Sallisaw wins bid for new veterans center

Visitors tour the Talihina Veterans Tour in January 2017.
Amanda Corbin
News Reporter

Poteau did not win the bid for the relocation of the Talihina Veterans Center after the Oklahoma Veterans Commission met in the Vezey Veterans Complex in Oklahoma City on Friday for the final vote.

Poteau Mayor Jeff Shockley told the newspaper on Friday afternoon that Sallisaw won out. Poteau, Sallisaw and Muskogee were the finalist cities announced in late September. The governor signed legislation earlier this year to authorize the construction of the new center, which will care for up to 175 veterans.

"Poteau made an excellent proposal and we are disappointed obviously in the decision," Shockley said. "We learned a lot about our community in the process."

Shockley said he would like to thank the Veterans Commission and staff for having the open, competitive process.

"We had an excellent committee, and a special thanks to Rep.

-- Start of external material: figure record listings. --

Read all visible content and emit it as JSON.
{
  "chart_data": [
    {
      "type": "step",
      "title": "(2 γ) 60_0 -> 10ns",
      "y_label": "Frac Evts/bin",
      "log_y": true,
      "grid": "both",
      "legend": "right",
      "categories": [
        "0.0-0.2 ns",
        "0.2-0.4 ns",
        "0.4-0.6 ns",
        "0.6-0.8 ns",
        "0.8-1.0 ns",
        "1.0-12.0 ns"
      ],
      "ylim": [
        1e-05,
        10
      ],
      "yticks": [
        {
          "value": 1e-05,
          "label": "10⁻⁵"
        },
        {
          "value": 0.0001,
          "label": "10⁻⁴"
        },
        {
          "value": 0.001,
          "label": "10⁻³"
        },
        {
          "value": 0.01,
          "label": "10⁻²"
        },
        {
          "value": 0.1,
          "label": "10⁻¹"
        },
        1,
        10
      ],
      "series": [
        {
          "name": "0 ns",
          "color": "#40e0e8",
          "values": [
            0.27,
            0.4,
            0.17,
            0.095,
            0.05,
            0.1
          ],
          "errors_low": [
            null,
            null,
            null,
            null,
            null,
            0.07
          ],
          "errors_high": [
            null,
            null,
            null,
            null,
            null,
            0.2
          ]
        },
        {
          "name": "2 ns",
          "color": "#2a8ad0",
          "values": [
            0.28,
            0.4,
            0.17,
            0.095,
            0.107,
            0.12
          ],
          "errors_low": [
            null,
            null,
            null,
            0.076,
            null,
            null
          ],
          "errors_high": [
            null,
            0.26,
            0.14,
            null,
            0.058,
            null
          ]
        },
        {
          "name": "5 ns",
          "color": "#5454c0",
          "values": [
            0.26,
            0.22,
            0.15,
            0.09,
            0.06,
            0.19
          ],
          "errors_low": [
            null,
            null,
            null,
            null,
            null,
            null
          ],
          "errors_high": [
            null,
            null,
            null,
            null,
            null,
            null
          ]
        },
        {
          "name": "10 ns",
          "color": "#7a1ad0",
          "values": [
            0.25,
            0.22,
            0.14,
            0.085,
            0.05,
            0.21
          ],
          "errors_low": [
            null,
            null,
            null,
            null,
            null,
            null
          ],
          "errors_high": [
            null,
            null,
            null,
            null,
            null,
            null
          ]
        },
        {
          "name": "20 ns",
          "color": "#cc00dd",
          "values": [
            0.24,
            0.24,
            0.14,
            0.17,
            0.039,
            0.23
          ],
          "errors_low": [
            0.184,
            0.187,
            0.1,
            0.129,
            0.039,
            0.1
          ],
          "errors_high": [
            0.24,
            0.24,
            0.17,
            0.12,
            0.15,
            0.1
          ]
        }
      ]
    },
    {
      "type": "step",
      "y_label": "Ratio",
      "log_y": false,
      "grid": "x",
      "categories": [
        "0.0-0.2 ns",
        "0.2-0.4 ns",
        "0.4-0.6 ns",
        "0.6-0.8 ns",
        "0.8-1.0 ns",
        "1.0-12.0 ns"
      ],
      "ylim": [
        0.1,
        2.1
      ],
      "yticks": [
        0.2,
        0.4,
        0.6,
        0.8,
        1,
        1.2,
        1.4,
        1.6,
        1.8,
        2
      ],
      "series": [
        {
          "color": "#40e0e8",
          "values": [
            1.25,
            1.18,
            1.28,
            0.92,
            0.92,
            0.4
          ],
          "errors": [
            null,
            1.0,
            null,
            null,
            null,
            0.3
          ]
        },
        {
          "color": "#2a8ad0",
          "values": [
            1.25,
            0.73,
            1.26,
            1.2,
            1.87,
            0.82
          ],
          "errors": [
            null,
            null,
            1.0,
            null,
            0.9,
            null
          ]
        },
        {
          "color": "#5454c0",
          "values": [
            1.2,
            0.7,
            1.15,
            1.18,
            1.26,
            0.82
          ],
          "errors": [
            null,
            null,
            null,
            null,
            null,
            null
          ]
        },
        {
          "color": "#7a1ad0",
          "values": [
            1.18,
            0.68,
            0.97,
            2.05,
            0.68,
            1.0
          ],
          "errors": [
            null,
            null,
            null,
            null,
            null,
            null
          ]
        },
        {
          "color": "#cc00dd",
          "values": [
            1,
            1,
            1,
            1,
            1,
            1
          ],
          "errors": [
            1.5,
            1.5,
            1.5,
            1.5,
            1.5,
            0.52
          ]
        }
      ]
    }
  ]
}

Rick West for his unwavering support. We truly believe when one door closes another opens. We will pursue creating jobs for the Poteau area as priority No. 1. We will be actively recruiting an industry that fits Poteau and provides good paying jobs. We remain positive and excited about our future."

VA officials have touted the center's age, city water, a small labor pool and other staffing issues at reasons to close the center and relocate.

Supporters of the center remaining in Talihina continue to fight against the relocation. Veterans Affairs moved forward with seeking out a new location, despite a scathing 75-page special audit released in early August from Oklahoma State Auditor and Inspector Gary Jones, which recommended the VA seek an independent evaluation for cost effectiveness and impacts to service before relocating any veteran center.

The audit also alleged a "culture of fear and intimidation" for VA employees by central management and with Talihina employees further alleging to auditors a concern about the central office trying to sabotage the center by firing employees, removing medical equipment, closing the Special Needs Unit, not allowing veteran input and allowing a hold on admissions.

The audit said that management's "negative statements about the Talihina center in the press might give the impression that they are not responsible for the condition of the center, even as they centralize various functions, removing facets of the center’s autonomy one by one."

Specific projects noted was the closure of the Special Needs Unit due to mold in the HVAC system instead of replacing the unit or cleaning the ventilation system.

The audit said the center's request to update its Nurse Call System was denied by the central office clinical compliance nurse. A boiler replacement project was also canceled at the center, which led to the need for emergency repair costs.

The center underwent national controversy after two resident deaths in the fall of 2016 and in early 2017. The first death involved a man who reportedly had maggots in a wound, which was not the cause of death. The second reportedly choked on a plastic bag in his throat.

These deaths "led to the resignations and terminations of various employees, including a physician’s assistant and three nurses. They also led to a lengthy process through which central management eventually succeeded in having a nurse practitioner’s license revoked," the audit noted.